生きていく上で不可欠な存在である亜鉛ですが、体内で作り出すことができません。食品などから摂取するしかないのです。加えて、亜鉛の吸収率は摂取した分の約30%に過ぎません。肝臓病、慢性の炎症性膵疾患などの病気、薬の長期服用があれば吸収率は一層悪くなり、糖尿病や腎臓病があれば、尿からの排泄が増加します。また、一緒に取る食べ物によっては腸管からの吸収が妨げられることも分かっています。
推奨量に到達する難しさ
さて、ここで質問です。みなさん、今朝は何を食べましたか? もしパンとコーヒーでしたら、パンで取れるはずだった亜鉛の吸収をコーヒーが妨げているかもしれません。白米と納豆と卵であれば、単純計算で亜鉛の量は合計2.4ミリグラム。しかし玄米ご飯だったら、体内に吸収される亜鉛は大幅に減少しているでしょう。

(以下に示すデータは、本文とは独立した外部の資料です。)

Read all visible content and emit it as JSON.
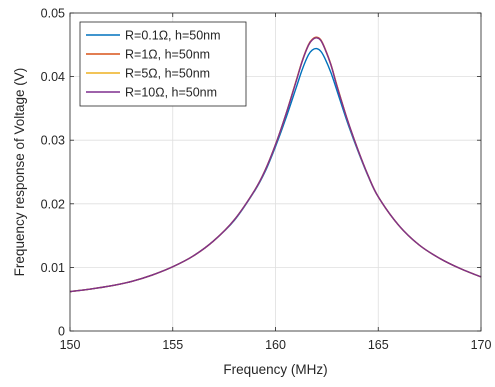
{
  "chart_data": {
    "type": "line",
    "title": "",
    "xlabel": "Frequency (MHz)",
    "ylabel": "Frequency response of Voltage (V)",
    "xlim": [
      150,
      170
    ],
    "ylim": [
      0,
      0.05
    ],
    "xticks": [
      150,
      155,
      160,
      165,
      170
    ],
    "yticks": [
      0,
      0.01,
      0.02,
      0.03,
      0.04,
      0.05
    ],
    "xtick_labels": [
      "150",
      "155",
      "160",
      "165",
      "170"
    ],
    "ytick_labels": [
      "0",
      "0.01",
      "0.02",
      "0.03",
      "0.04",
      "0.05"
    ],
    "grid": true,
    "legend_position": "top-left",
    "x": [
      150,
      151,
      152,
      153,
      154,
      155,
      156,
      157,
      158,
      159,
      159.5,
      160,
      160.5,
      161,
      161.3,
      161.6,
      161.8,
      162,
      162.2,
      162.4,
      162.7,
      163,
      163.5,
      164,
      164.5,
      165,
      166,
      167,
      168,
      169,
      170
    ],
    "series": [
      {
        "name": "R=0.1Ω, h=50nm",
        "color": "#0072BD",
        "values": [
          0.0062,
          0.0066,
          0.0071,
          0.0078,
          0.0088,
          0.0101,
          0.0118,
          0.0142,
          0.0174,
          0.0221,
          0.0251,
          0.029,
          0.0334,
          0.0382,
          0.0411,
          0.0434,
          0.0442,
          0.0444,
          0.044,
          0.0429,
          0.0406,
          0.0377,
          0.0328,
          0.0284,
          0.0244,
          0.0211,
          0.0166,
          0.0135,
          0.0114,
          0.0098,
          0.0085
        ]
      },
      {
        "name": "R=1Ω, h=50nm",
        "color": "#D95319",
        "values": [
          0.0062,
          0.0066,
          0.0071,
          0.0078,
          0.0088,
          0.0101,
          0.0118,
          0.0142,
          0.0175,
          0.0222,
          0.0253,
          0.0293,
          0.034,
          0.0393,
          0.0425,
          0.045,
          0.0459,
          0.0462,
          0.0458,
          0.0445,
          0.0419,
          0.0385,
          0.0332,
          0.0286,
          0.0245,
          0.0211,
          0.0166,
          0.0135,
          0.0114,
          0.0098,
          0.0085
        ]
      },
      {
        "name": "R=5Ω, h=50nm",
        "color": "#EDB120",
        "values": [
          0.0062,
          0.0066,
          0.0071,
          0.0078,
          0.0088,
          0.0101,
          0.0118,
          0.0142,
          0.0175,
          0.0222,
          0.0253,
          0.0293,
          0.034,
          0.0393,
          0.0424,
          0.0449,
          0.0458,
          0.0461,
          0.0457,
          0.0444,
          0.0418,
          0.0385,
          0.0332,
          0.0286,
          0.0245,
          0.0211,
          0.0166,
          0.0135,
          0.0114,
          0.0098,
          0.0085
        ]
      },
      {
        "name": "R=10Ω, h=50nm",
        "color": "#7E2F8E",
        "values": [
          0.0062,
          0.0066,
          0.0071,
          0.0078,
          0.0088,
          0.0101,
          0.0118,
          0.0142,
          0.0175,
          0.0222,
          0.0253,
          0.0293,
          0.034,
          0.0392,
          0.0424,
          0.0449,
          0.0458,
          0.0461,
          0.0457,
          0.0444,
          0.0418,
          0.0384,
          0.0332,
          0.0286,
          0.0245,
          0.0211,
          0.0166,
          0.0135,
          0.0114,
          0.0098,
          0.0085
        ]
      }
    ]
  }
}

1日に推奨される亜鉛の摂取量は、成人男性9~9.5ミリグラム、成人女性は7~8ミリグラム(厚生労働省「日本人の食事摂取基準〈2025年版〉の策定ポイント」より)。何も考えずに食事をしていれば、推奨量に到達するのは容易ではありません。昨年1月に発行された日本臨床栄養学会の編集による「亜鉛欠乏症の診療指針2024」では、少くとも日本人の10~30%が亜鉛欠乏状態にあると推定されています。

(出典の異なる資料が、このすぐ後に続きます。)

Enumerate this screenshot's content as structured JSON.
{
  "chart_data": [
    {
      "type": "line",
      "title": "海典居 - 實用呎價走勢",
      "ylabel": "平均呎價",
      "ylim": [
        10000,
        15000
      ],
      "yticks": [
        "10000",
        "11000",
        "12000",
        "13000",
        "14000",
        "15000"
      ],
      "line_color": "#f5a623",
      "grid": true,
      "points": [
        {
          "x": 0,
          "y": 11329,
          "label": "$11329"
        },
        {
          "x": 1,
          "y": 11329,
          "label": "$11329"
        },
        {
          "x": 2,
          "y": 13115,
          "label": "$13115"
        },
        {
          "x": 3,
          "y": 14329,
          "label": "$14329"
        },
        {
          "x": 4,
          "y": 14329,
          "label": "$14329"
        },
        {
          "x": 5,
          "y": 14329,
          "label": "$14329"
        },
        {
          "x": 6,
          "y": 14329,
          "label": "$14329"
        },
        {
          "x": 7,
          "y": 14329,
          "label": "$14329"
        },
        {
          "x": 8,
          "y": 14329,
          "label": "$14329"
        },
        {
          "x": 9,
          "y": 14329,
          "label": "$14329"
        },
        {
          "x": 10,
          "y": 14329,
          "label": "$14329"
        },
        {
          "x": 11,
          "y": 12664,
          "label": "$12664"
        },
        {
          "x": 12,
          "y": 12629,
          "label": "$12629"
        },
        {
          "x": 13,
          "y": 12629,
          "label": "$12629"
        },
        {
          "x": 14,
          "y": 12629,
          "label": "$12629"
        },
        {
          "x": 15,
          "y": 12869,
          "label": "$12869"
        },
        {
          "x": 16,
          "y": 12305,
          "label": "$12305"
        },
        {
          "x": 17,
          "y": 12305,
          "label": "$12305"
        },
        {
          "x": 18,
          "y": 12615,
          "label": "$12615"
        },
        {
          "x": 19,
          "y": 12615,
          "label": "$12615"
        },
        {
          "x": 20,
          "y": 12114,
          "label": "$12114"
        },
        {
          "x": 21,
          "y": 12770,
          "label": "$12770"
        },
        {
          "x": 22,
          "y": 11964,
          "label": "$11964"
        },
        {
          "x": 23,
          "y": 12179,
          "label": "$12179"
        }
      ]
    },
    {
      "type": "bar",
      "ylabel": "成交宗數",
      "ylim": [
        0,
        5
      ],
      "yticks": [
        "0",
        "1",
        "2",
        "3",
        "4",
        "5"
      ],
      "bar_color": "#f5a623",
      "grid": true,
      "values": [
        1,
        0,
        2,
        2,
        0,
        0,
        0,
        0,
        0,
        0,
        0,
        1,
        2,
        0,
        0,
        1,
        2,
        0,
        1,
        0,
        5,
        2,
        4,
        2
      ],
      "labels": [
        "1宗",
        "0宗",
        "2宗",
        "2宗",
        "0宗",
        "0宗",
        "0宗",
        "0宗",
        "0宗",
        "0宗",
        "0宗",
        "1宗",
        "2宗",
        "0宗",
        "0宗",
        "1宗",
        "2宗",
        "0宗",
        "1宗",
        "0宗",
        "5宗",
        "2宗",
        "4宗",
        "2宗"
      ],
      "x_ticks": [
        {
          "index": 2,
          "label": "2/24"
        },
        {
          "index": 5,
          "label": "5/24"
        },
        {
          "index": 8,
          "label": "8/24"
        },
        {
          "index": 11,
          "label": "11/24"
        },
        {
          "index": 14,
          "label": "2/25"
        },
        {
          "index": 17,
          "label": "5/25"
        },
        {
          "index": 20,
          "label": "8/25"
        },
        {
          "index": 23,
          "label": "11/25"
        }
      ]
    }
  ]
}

亜鉛欠乏症は、亜鉛の不足によって多様な症状が現れる病気のこと。診療指針では亜鉛の血中濃度の基準を数値で定め、それよりかなり低い状態を亜鉛欠乏症、そこまではいかないが低い状態を潜在性亜鉛欠乏と定義しています。亜鉛の血中濃度が低く症状がある場合は、亜鉛の薬を投与する治療の対象になります。
最新版の診療指針では、症状がなくても糖尿病であるなど一定の条件に該当すれば亜鉛治療を検討することとなっています。亜鉛の血中濃度は低いが症状が見られないケースへの亜鉛投与の効果が証明されつつあるからです。